The EU's Digital Agenda Tsar, Günther Öttinger
Photograph by Dursun Aydemir — Anadolu Agency/Getty Images
By Laura Lorenzetti
May 6, 2015

Hello friends and Fortune readers.

Wall Street stock futures are higher this morning, with energy stocks benefiting from crude prices hitting a new high for 2015 of nearly $62 a barrel.

Investors and tech enthusiasts alike will be awaiting Tesla’s earnings after the bell today. Other companies reporting quarterly earnings include Anheuser Busch InBev, Activision Blizzard (ATVI) and Whole Foods (WFM).

Today’s must-read story is by Fortune’s Claire Zillman and it details why McDonald’s turnaround plan is bad news for workers expecting the corporation’s recently-promised pay raise.

Here’s what else you need to know about today.

1. Europe takes a close look at Big Tech.

The European Union will announce a wide-reaching strategy document on its Digital Single Market today, which is likely to take a close look at how big technology companies like Google (GOOG), Amazon (AMZN) and Facebook (FB) use their market reach. The EU is considering whether to regulate such companies more tightly following calls from France and Germany for stricter rules for so-called “essential digital platforms,” including everything from major social media sites to e-commerce platforms. The document is supposed to be a roadmap for future legislation, rather than an effort to enforce existing laws via penalties, like the EU’s recent antitrust investigation of Google.

2. China needs a Bud. So does Brazil.

Anheuser Busch-Inbev posted a forecast-busting 6.2% rise in revenue in he first quarter thanks to solid growth in key emerging markets. Sales of Budweiser were up 6.2%, despite the continued slow erosion of its market in the U.S.

3. Yellen and Lagarde talk finance and society.

The two finance bigwigs show up today at the Institute for New Economic Thinking Conference on Finance and Society, hosted by the International Monetary Fund in Washington. The event, which kicked off Tuesday, focuses on how the financial system can be re-imagined to improve accountability and advance the goals of a global society. The conference will bring together leaders from academia, central banks, regulatory and governmental bodies — including a large number of prominent female speakers this year. In addition to Yellen and Lagarde, Massachusetts’ Senator Elizabeth Warren and Federal Reserve Bank of Kansas City President Esther George will also grace the stage.

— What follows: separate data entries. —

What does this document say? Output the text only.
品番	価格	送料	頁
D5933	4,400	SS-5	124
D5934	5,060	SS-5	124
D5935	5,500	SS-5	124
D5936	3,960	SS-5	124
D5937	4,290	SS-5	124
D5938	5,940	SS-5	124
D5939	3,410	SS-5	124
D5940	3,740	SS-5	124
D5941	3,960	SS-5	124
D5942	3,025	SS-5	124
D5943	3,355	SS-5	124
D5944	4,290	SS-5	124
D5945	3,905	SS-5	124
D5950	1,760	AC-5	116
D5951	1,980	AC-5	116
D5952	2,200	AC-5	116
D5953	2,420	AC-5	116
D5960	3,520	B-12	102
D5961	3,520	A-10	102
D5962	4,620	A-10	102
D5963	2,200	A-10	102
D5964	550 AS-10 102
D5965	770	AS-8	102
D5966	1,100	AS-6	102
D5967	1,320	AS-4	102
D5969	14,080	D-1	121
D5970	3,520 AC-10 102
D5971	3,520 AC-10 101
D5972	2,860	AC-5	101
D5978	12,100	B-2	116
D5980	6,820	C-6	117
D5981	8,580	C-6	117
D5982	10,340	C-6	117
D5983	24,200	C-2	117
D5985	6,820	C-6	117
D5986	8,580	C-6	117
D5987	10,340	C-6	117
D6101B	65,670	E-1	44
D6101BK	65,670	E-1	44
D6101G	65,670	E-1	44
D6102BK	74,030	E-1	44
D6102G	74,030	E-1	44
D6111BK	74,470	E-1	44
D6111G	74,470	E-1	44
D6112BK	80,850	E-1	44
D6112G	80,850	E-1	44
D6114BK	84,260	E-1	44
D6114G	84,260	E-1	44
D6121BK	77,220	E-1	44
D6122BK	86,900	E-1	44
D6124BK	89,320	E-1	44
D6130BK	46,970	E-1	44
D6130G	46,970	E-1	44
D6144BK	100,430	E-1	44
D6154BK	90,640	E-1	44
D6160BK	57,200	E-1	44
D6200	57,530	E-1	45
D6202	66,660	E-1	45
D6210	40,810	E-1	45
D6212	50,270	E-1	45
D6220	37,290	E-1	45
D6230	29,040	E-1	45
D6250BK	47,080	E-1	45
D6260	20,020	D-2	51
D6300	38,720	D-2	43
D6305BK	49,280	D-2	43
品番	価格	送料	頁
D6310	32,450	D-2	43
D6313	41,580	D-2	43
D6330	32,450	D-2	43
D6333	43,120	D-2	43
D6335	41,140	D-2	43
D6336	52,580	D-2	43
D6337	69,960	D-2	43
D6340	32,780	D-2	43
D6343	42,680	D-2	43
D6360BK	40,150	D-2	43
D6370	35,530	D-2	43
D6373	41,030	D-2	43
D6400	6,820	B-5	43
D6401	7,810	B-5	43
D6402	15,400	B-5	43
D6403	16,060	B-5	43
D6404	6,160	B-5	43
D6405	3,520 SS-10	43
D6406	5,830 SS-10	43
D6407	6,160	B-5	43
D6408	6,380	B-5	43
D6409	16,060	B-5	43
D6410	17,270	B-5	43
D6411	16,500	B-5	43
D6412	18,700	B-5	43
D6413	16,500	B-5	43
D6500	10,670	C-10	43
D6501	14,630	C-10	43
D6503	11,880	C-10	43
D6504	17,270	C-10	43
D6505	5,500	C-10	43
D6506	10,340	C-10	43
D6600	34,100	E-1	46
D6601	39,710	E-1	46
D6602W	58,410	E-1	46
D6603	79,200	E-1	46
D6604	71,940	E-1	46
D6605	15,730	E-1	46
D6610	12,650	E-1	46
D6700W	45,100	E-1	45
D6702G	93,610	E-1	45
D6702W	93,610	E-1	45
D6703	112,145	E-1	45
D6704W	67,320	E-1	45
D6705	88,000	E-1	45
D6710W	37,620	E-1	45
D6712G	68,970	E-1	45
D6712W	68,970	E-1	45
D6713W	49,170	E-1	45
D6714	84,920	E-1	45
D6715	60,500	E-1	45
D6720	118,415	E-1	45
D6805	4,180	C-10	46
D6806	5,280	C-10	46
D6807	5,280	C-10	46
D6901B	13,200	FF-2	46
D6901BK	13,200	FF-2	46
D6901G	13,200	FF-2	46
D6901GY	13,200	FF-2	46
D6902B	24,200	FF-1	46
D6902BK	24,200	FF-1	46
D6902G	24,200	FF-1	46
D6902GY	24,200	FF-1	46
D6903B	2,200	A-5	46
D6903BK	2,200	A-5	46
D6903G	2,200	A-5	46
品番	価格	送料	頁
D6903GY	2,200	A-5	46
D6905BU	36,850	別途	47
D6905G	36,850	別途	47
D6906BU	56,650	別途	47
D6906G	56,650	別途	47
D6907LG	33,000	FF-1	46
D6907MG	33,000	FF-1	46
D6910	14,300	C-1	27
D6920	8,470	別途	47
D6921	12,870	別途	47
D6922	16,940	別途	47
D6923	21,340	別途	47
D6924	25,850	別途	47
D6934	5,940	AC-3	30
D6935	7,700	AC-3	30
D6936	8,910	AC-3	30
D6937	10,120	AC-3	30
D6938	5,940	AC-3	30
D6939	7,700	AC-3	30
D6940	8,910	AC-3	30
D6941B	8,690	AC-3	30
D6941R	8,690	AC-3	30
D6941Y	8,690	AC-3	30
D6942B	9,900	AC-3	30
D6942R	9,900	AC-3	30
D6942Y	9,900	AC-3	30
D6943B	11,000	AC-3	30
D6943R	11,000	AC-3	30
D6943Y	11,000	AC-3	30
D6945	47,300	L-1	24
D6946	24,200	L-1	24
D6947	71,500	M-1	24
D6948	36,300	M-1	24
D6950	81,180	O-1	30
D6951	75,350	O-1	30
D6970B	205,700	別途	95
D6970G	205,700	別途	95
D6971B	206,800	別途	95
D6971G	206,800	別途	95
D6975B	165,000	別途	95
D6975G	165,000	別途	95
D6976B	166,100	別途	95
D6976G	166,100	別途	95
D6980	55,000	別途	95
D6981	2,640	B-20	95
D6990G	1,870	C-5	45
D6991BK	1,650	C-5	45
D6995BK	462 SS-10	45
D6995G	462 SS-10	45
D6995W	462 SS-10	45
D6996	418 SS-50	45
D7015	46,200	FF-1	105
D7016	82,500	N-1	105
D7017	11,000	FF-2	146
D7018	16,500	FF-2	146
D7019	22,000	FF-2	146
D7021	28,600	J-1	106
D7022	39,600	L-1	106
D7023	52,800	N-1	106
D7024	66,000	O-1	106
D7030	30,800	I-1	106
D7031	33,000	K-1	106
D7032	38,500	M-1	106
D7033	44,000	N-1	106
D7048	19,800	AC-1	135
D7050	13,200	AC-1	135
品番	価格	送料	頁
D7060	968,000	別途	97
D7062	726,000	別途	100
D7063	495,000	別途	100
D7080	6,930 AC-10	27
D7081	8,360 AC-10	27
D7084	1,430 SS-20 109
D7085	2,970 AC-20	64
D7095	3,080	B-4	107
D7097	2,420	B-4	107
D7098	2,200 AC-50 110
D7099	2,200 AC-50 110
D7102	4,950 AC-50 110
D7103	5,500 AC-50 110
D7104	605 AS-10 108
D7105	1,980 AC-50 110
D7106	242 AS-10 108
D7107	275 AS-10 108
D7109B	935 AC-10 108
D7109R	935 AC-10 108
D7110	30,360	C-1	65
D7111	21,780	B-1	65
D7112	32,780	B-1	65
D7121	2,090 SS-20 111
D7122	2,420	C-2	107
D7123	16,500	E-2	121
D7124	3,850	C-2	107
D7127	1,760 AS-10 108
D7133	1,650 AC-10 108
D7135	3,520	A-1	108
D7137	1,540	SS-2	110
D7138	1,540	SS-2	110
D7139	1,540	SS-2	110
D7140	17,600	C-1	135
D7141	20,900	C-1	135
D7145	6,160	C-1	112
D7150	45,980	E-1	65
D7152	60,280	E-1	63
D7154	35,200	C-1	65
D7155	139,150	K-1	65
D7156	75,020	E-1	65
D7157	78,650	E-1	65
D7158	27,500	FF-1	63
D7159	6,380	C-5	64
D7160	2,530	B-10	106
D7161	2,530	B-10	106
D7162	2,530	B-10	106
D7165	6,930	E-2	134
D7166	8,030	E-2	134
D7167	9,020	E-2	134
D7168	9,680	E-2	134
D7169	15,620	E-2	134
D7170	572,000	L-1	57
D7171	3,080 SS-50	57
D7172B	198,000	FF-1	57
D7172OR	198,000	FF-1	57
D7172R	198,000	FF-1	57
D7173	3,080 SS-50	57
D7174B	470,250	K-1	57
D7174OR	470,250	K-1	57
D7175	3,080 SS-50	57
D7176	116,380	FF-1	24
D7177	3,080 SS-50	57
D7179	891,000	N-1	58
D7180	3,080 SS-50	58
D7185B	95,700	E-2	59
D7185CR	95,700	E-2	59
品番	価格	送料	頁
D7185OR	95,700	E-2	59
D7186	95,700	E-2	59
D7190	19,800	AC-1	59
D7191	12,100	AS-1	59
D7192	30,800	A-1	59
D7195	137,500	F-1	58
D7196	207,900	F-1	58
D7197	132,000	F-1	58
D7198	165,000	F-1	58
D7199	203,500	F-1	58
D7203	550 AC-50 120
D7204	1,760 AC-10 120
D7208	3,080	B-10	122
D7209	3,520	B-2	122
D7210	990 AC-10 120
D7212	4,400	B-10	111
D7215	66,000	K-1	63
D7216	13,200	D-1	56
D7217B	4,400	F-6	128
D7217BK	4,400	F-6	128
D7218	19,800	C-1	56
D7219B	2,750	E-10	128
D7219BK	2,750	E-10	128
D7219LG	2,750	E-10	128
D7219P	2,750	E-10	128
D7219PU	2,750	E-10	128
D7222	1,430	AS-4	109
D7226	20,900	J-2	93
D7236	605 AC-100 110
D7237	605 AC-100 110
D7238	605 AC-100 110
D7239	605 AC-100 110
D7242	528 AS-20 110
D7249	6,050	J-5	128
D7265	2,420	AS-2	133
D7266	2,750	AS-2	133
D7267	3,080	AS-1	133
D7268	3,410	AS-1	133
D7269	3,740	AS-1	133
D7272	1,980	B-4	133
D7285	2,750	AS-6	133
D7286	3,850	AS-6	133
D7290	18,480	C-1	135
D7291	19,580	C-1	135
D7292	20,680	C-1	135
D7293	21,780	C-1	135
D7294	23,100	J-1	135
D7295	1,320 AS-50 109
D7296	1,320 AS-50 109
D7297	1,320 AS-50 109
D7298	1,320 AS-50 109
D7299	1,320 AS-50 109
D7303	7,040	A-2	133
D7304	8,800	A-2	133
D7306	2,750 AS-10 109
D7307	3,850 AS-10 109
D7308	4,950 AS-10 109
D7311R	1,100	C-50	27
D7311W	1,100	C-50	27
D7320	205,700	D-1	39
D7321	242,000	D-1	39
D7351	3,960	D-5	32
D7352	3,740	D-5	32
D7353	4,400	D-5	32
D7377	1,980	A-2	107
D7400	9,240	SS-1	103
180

4. Tesla reports first-quarter earnings.

The electric car maker reveals its quarterly results after the market bell today, and investors will be awaiting more details on what Tesla has planned for its newest line of business: home and commercial batteries. Tesla (TSLA) unveiled its new initiative at an event last week as it makes its first move into energy storage. Some investors may worry that this new line of business could distract the company from its focus on its electric cars. Analysts expect Tesla to report a quarterly loss of 50 cents, when adjusted for one-time expenses, on sales of $1.04 billion.

5. A sneak peek into April’s jobs report.

ADP releases its National Employment report on private-sector hiring in April at 8:15 a.m. ET. It’s likely to show 200,000 job gains among firms of all sizes, a gain over March when firms added 189,000 to private payrolls. The reveal will whet investor interest in the more comprehensive jobs report to come on Friday morning from the U.S. Labor Department, which economists’ anticipate will reach 228,000 job gains. That would be a significant bounce back from March when gains hit a measly 126,000, the worst monthly showing since December 2013.

—Reuters contributed to this report.